Looksery
- Type: Subsidiary
- Industry: Software; Photography;
- Founded: 2013; 13 years ago
- Founders: Victor Shaburov; Yurii Monastyrshin;
- Headquarters: San Francisco, United States
- Key people: Victor Shaburov President; Yurii Monastyrshin COO; Alexander Grytsiuk CTO; Lidiya Bogdanovych Head of Design; Julie Krasnienko Marketing and Business Development Director
- Number of employees: 45 (2016)
- Parent: Snap Inc. (2015–present)
- Website: www.looksery.com

= Looksery =

American software and photography company

Looksery is an American software and photography company founded in 2013 by Victor Shaburov and Yurii Monastyrshin. The company is based in San Francisco and owned by Snap Inc. The company developed the Looksery application that does facial modification of photos in real time on mobile platforms.

The company has offices in the United States and Ukraine.

==History==
Victor Shaburov founded Looksery company in 2013 in San Francisco. Shaburov was sponsoring a programming contest in Ukraine, which Yurii Monastyrshin won twice in succession. Victor offered him to become a co-founder of the startup. In 2014, offices were established in Odesa, Ukraine and Sochi, Russia. Later, the company launched a Kickstarter campaign in order to raise funds, and exceeded their fundraising goal.

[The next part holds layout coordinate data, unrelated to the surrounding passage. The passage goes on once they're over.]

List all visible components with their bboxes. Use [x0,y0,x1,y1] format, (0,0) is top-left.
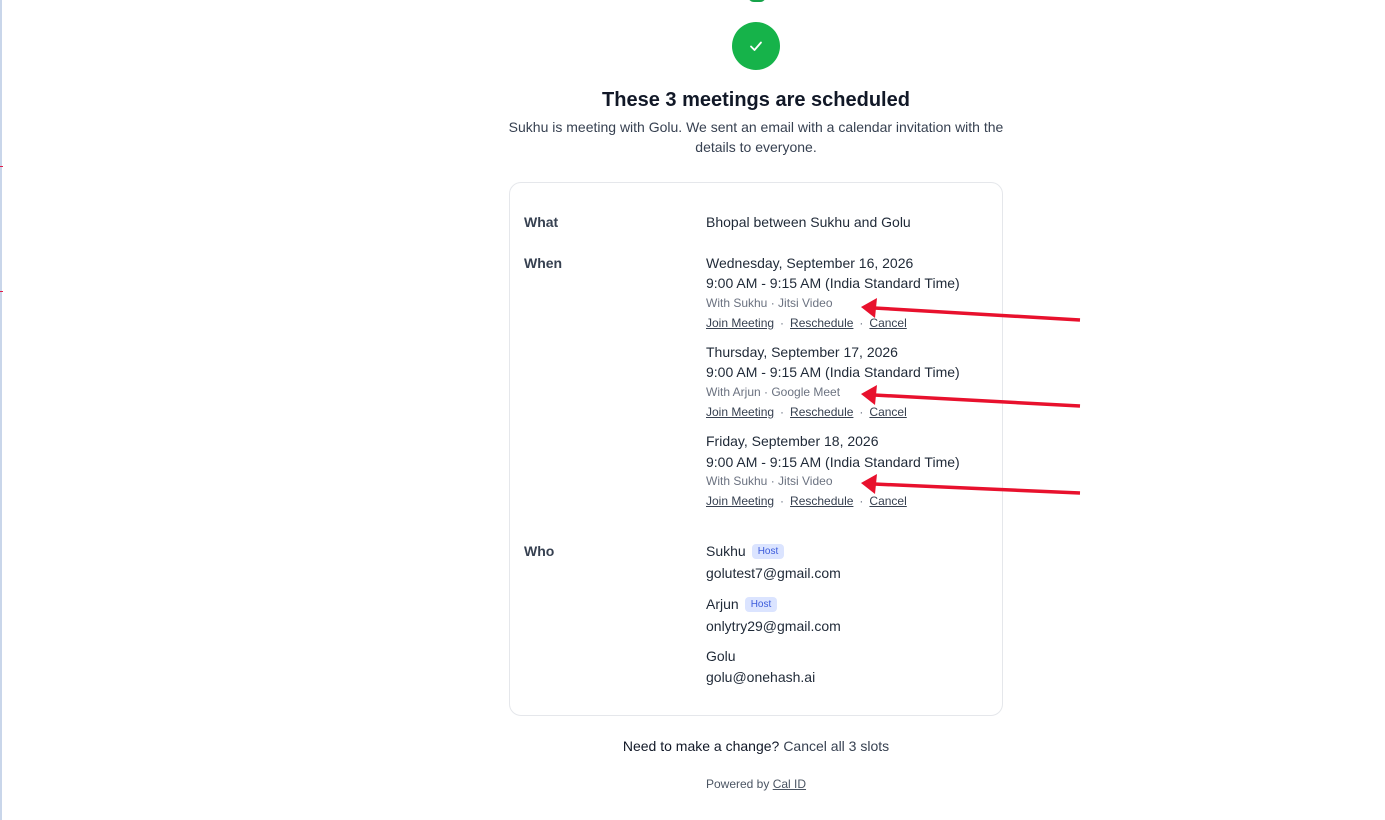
arrow-icon [861,385,1081,408]
annotation-arrows [861,298,1081,495]
arrow-icon [861,298,1081,322]
arrow-icon [861,474,1081,495]
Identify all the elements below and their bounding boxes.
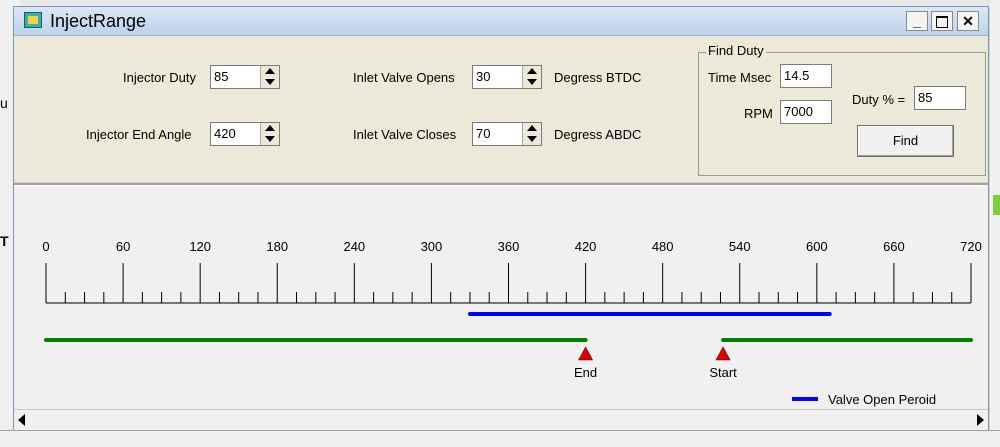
tick-label: 360 — [498, 239, 520, 254]
app-icon[interactable] — [24, 12, 42, 28]
minimize-button[interactable]: _ — [906, 11, 928, 31]
background-progress — [993, 195, 1000, 215]
inlet-valve-opens-unit: Degress BTDC — [554, 70, 642, 85]
spin-down-icon[interactable] — [265, 79, 275, 85]
time-msec-input[interactable]: 14.5 — [780, 64, 832, 88]
marker-triangle-icon — [578, 346, 594, 361]
find-button[interactable]: Find — [857, 125, 954, 157]
inlet-valve-closes-unit: Degress ABDC — [554, 127, 642, 142]
spin-up-icon[interactable] — [265, 125, 275, 131]
duty-percent-label: Duty % = — [852, 92, 906, 107]
time-msec-value[interactable]: 14.5 — [784, 68, 809, 83]
background-right-window — [990, 0, 1000, 446]
inlet-valve-closes-label: Inlet Valve Closes — [353, 127, 457, 142]
spin-up-icon[interactable] — [265, 68, 275, 74]
injector-end-angle-label: Injector End Angle — [86, 127, 192, 142]
inject-range-window: InjectRange _ ✕ Injector Duty 85 Injecto… — [13, 6, 989, 430]
inlet-valve-opens-label: Inlet Valve Opens — [353, 70, 455, 85]
tick-label: 300 — [421, 239, 443, 254]
rpm-value[interactable]: 7000 — [784, 104, 813, 119]
duty-percent-value[interactable]: 85 — [918, 90, 932, 105]
title-bar[interactable]: InjectRange _ ✕ — [14, 7, 988, 36]
inlet-valve-closes-spinner[interactable]: 70 — [472, 122, 542, 146]
tick-label: 420 — [575, 239, 597, 254]
injector-end-angle-spinner[interactable]: 420 — [210, 122, 280, 146]
injector-duty-value[interactable]: 85 — [214, 69, 228, 84]
inlet-valve-opens-spinner[interactable]: 30 — [472, 65, 542, 89]
tick-label: 540 — [729, 239, 751, 254]
range-diagram: 0 60 120 180 240 300 360 420 480 540 600 660 720 End S… — [14, 186, 988, 410]
tick-label: 660 — [883, 239, 905, 254]
background-text: T — [0, 233, 9, 249]
find-duty-title: Find Duty — [706, 43, 766, 58]
spin-down-icon[interactable] — [527, 79, 537, 85]
inlet-valve-opens-value[interactable]: 30 — [476, 69, 490, 84]
spin-up-icon[interactable] — [527, 68, 537, 74]
background-text: u — [0, 95, 8, 111]
injector-duty-spinner[interactable]: 85 — [210, 65, 280, 89]
maximize-button[interactable] — [931, 11, 953, 31]
minimize-icon: _ — [913, 13, 921, 29]
spin-down-icon[interactable] — [265, 136, 275, 142]
tick-label: 120 — [189, 239, 211, 254]
horizontal-scrollbar[interactable] — [14, 409, 988, 430]
range-diagram-svg: 0 60 120 180 240 300 360 420 480 540 600 660 720 End S… — [42, 239, 982, 407]
inlet-valve-closes-value[interactable]: 70 — [476, 126, 490, 141]
rpm-input[interactable]: 7000 — [780, 100, 832, 124]
maximize-icon — [936, 16, 948, 28]
scroll-left-icon[interactable] — [18, 414, 25, 426]
close-button[interactable]: ✕ — [957, 11, 979, 31]
tick-label: 180 — [266, 239, 288, 254]
close-icon: ✕ — [962, 13, 974, 29]
tick-label: 0 — [42, 239, 49, 254]
marker-label: Start — [709, 365, 737, 380]
time-msec-label: Time Msec — [708, 70, 772, 85]
background-bottom — [0, 430, 1000, 447]
spin-up-icon[interactable] — [527, 125, 537, 131]
tick-label: 60 — [116, 239, 130, 254]
tick-label: 720 — [960, 239, 982, 254]
scroll-right-icon[interactable] — [977, 414, 984, 426]
legend-label: Valve Open Peroid — [828, 392, 936, 407]
injector-duty-label: Injector Duty — [123, 70, 196, 85]
injector-end-angle-value[interactable]: 420 — [214, 126, 236, 141]
window-title: InjectRange — [50, 11, 147, 31]
marker-label: End — [574, 365, 597, 380]
tick-label: 600 — [806, 239, 828, 254]
spin-down-icon[interactable] — [527, 136, 537, 142]
tick-label: 480 — [652, 239, 674, 254]
rpm-label: RPM — [744, 106, 773, 121]
marker-triangle-icon — [715, 346, 731, 361]
duty-percent-output[interactable]: 85 — [914, 86, 966, 110]
tick-label: 240 — [343, 239, 365, 254]
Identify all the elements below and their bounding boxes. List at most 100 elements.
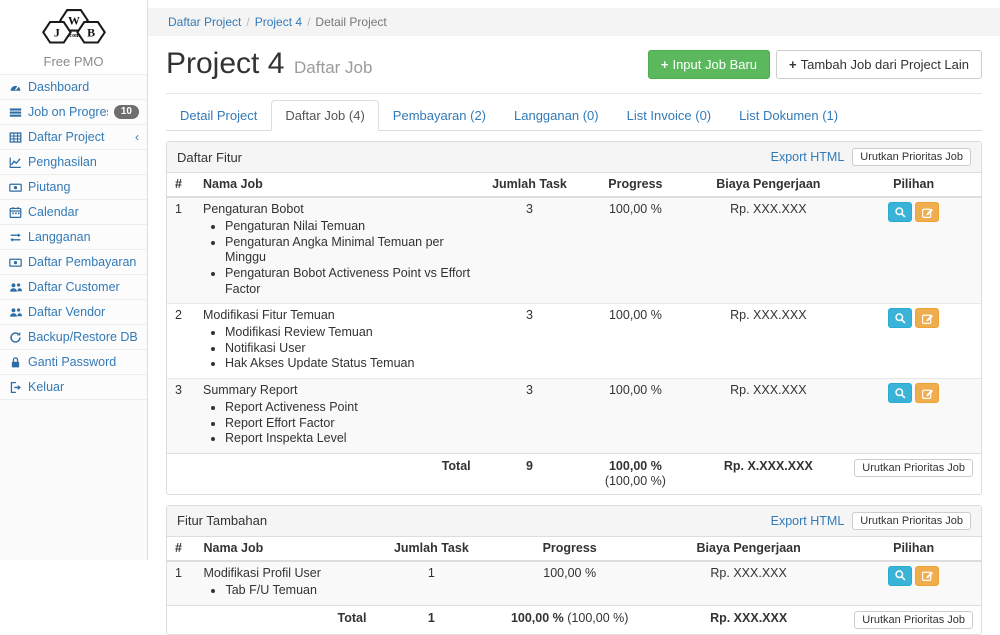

In September 2015, Looksery was acquired by Snap Inc. for $150 million, marking the biggest startup acquisition in Ukraine’s history. Snapchat used the Looksery technology to launch a new feature, Lenses.

== Application ==
Before Snapchat's acquisition, Looksery was available as a stand-alone application for iOS and Android. Looksery’s mobile application enabled users to simulate their appearance for a photo or video chat in real-time. Additionally, users could share photos and videos through popular social networks and messengers. When Snapchat launched its product, Lenses, Looksery was withdrawn as a stand-alone product. In June 2014 Looksery launched on crowdfunding site Kickstarter an app that makes you look better on video chat.

==Reception==
Looksery garnered a lot of media attention. Vogue selected Looksery as one of the ten Best Apps of 2014 and wrote that "it’s truly addictive and instantly fills you with the childlike energy and creativity of playing make-believe". TechCrunch called it "a clever application that lets you change your facial features..." and Inc. wrote that "[it] is an example of technology that may make it easier for camera-shy folks to sit through live video calls or take pictures in the future."

== Awards ==
In 2014, Looksery won the Best Innovative Startup Award at the SVOD annual conference in Silicon Valley.